If you believe in the miraculous, you can say that taking 2 tramadol 3 times a day will mean that your cancer will never kill you and that this is down half to the med and half down to a miracle imput.

If you believe in the miraculous,  you can say that drinking water from a particular well will deal with your brain tumour by magically making it more likely - I did not say certain - that some forces will get you a good result.

Back to the bleach which is a good example.  

The placebo effect can fool anybody into thinking a treatment works when it is in fact useless. And bringing in the supernatural into it is a placebo in itself. You get hope from the thought that the laws of cause and effect may not apply in your case and your illness may lessen or vanish which is not the norm. You get hope from feeling that God is going to miraculously cure your toothache and let children die of cancer - you feel that special and that important.

What if proof appears that the treatment is dangerous? Argue that there are testimonials that say different. You will always have testimonials anyway no matter what kind of rubbish medicine you put out. Argue that many medical treatments were controversial and poorly understood for years and then were endorsed by the medical professionals. Blame the drug companies for creating scepticism towards the treatment you have invented. Argue that the bleach works best if people use it secretly and that if anybody gets sick and dies it is not down to the bleach but some unknown factor. Perhaps the magic has a reason for letting the bleach cure one person and not another? Chances are you will say, "Look it did some people good so it works. Those who died after taking it did not have enough faith or it let them die for it was for the best in the divine plan".

You can ignore research that says it could kill you or permanently injure your body. You could say that it is talking about bleach that does not have the miracle power or say that bleach from now on has the power so the research doesn't apply. Anyway to believe in miracles, you have to put aside the research that says for example some illnesses cannot just disappear. They do when magic makes an input.

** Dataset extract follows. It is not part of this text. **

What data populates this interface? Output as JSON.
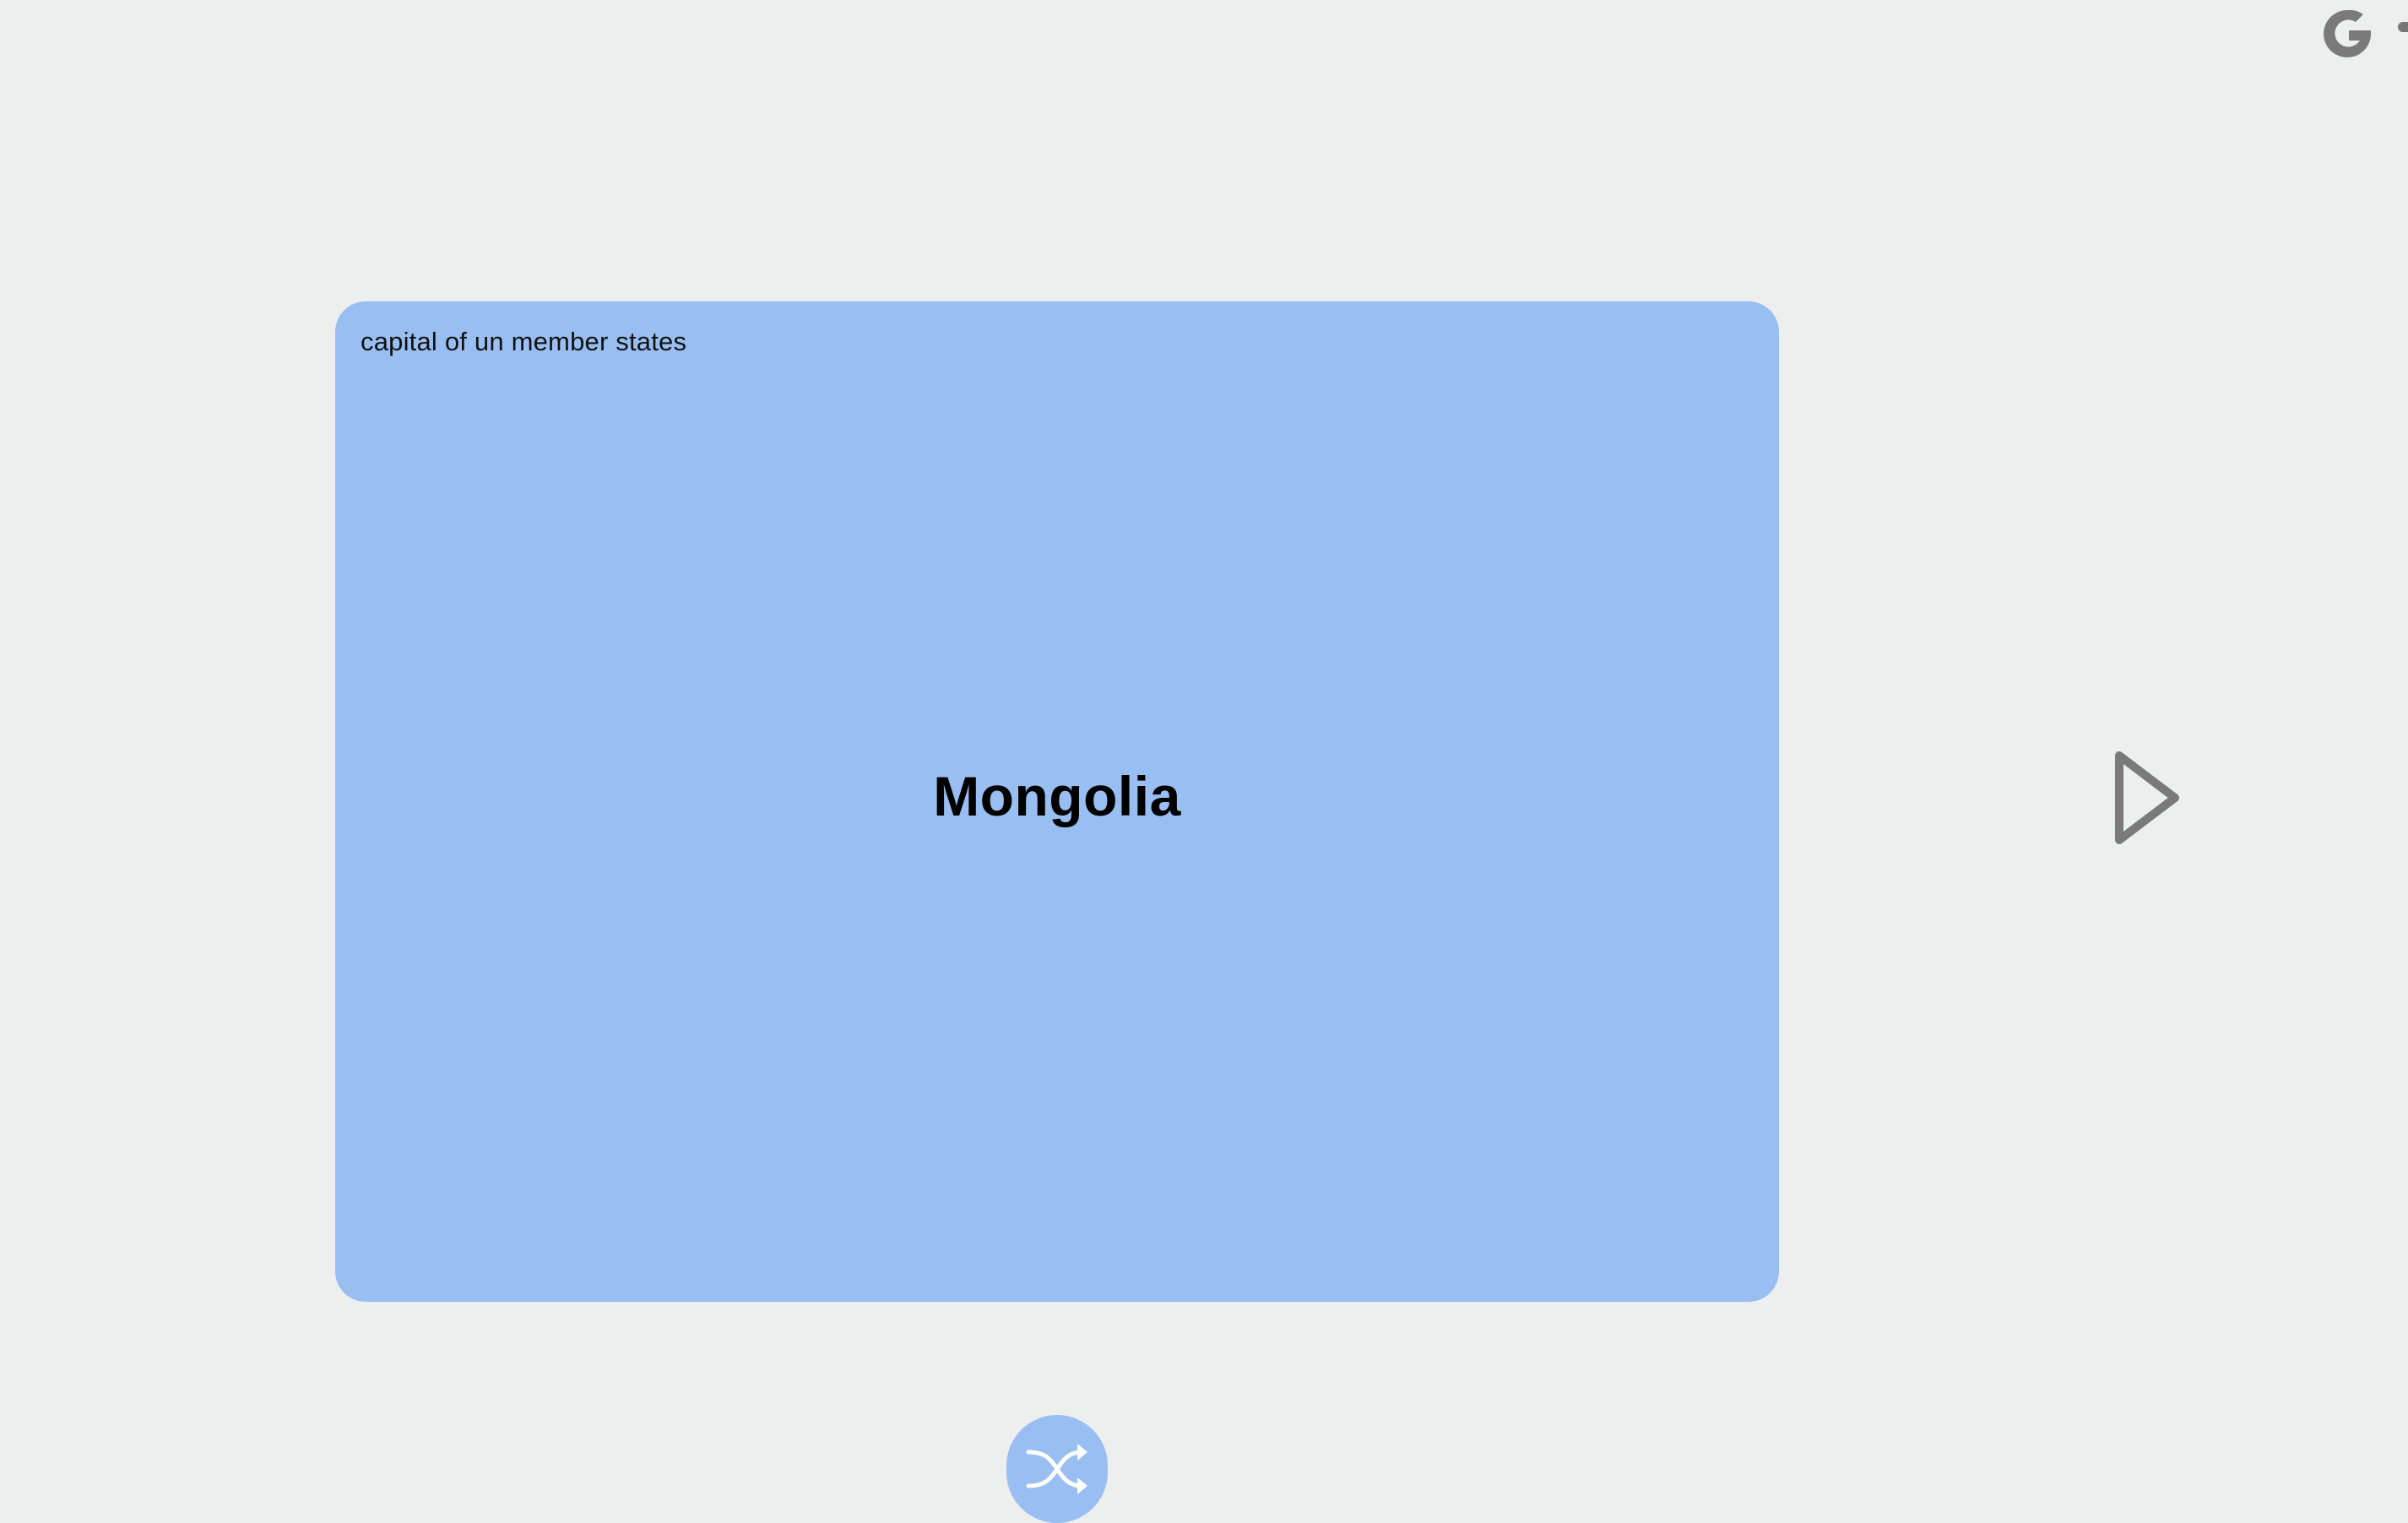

Notice how people will eventually see through it if you blame the drug companies. They will also see that though it is true some treatments that work have been condemned by medicine, that medicine will discern the truth in time. Time will tell but if a treatment is scoffed at by the medical professionals for long enough it will become clear that the treatment really is useless. Notice how once you bring "mysterious divine purpose" and the supernatural into it there is no limit to the things you can say to give the impression that an ineffective treatment is effective. Get a few testimonials and people will fall for it.

Anybody can be detached from reality. We all suffer that to some extent and some more than others. But nothing makes the bubble you put yourself in harder to burst than religion. It gives you infinite ways to excuse the inexcusable or to believe utter shite.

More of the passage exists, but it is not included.